How Long Do You Have to File a Georgia Premises Liability Claim?
A Georgia premises liability claim generally must be filed within two years of the injury under O.C.G.A. § 9-3-33.[4] If the property belongs to a city, county, or the state, a separate ante litem notice is due far sooner, in six to twelve months depending on the entity.
The deadline that bites first is the evidence. Sweep logs, inspection records, and surveillance footage are the proof these cases are won on, and they are overwritten or discarded within days or weeks. A letter demanding the property preserve them has to go out early. Our breakdown of the Georgia statute of limitations covers the deadlines and the narrow exceptions.
How a Georgia Premises Liability Lawyer Proves the Owner Knew
Because the case lives in the owner's superior knowledge, the work is proving what the property knew and when. That proof comes from the records an owner is least eager to produce, paired with the surveillance footage from the day of the fall.

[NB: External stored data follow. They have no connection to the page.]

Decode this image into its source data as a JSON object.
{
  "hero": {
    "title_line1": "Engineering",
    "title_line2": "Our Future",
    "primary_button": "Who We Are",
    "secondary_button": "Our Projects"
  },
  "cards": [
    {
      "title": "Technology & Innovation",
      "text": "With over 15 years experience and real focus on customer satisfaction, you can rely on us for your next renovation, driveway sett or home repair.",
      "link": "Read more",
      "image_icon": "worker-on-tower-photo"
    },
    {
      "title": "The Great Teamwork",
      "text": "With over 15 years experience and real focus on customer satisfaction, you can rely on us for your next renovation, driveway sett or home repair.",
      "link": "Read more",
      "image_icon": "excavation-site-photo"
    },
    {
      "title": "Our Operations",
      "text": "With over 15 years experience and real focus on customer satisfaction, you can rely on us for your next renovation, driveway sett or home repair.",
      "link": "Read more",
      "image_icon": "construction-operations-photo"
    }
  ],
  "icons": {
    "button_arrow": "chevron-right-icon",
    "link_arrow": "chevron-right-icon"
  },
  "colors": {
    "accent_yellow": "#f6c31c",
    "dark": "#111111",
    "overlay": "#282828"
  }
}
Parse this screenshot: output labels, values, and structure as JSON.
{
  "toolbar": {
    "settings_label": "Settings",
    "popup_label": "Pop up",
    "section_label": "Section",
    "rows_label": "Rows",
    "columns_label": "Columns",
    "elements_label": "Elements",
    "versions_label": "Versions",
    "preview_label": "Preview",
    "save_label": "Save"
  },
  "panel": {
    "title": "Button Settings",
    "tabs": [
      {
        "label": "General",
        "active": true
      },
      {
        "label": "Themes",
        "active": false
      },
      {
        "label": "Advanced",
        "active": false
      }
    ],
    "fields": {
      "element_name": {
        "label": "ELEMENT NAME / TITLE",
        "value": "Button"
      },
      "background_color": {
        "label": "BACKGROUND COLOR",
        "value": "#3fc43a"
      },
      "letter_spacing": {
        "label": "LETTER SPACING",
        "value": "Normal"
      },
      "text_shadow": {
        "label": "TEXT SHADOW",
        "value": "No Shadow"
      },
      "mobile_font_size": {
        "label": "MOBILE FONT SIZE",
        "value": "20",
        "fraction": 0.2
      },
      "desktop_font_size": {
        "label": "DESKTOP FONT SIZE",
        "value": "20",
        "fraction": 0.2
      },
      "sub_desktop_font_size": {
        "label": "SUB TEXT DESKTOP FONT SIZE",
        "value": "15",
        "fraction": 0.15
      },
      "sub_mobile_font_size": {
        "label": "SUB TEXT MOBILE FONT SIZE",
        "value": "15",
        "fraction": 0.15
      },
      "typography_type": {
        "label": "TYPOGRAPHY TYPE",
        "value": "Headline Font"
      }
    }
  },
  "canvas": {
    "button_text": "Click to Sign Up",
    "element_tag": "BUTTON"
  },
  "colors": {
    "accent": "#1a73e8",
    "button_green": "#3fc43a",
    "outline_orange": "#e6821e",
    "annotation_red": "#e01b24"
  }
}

Each of those records can close the distance between what the owner knew and what it claims. Preserving them before they are purged, and pairing them with the medical evidence of the injury, is how a premises case is built to full value.
We take the cases we believe in and prepare every one as if a jury will decide it. The firm's attorneys have been recognized by Best Lawyers in America, Super Lawyers, the Million Dollar Advocates Forum, and the National Trial Lawyers, and that trial-ready posture is what an insurer weighs when it decides what a claim is worth.
These cases often come down to what the property knew, and what it would rather not have exposed. In most premises cases, the hazard is not hidden. It is documented, reported, and ignored until someone gets hurt. We go get the inspection logs, the prior complaints, the work orders, because in Georgia the owner's knowledge of the hazard is the case, and it is almost always sitting documented in a record someone hoped no one would ask for.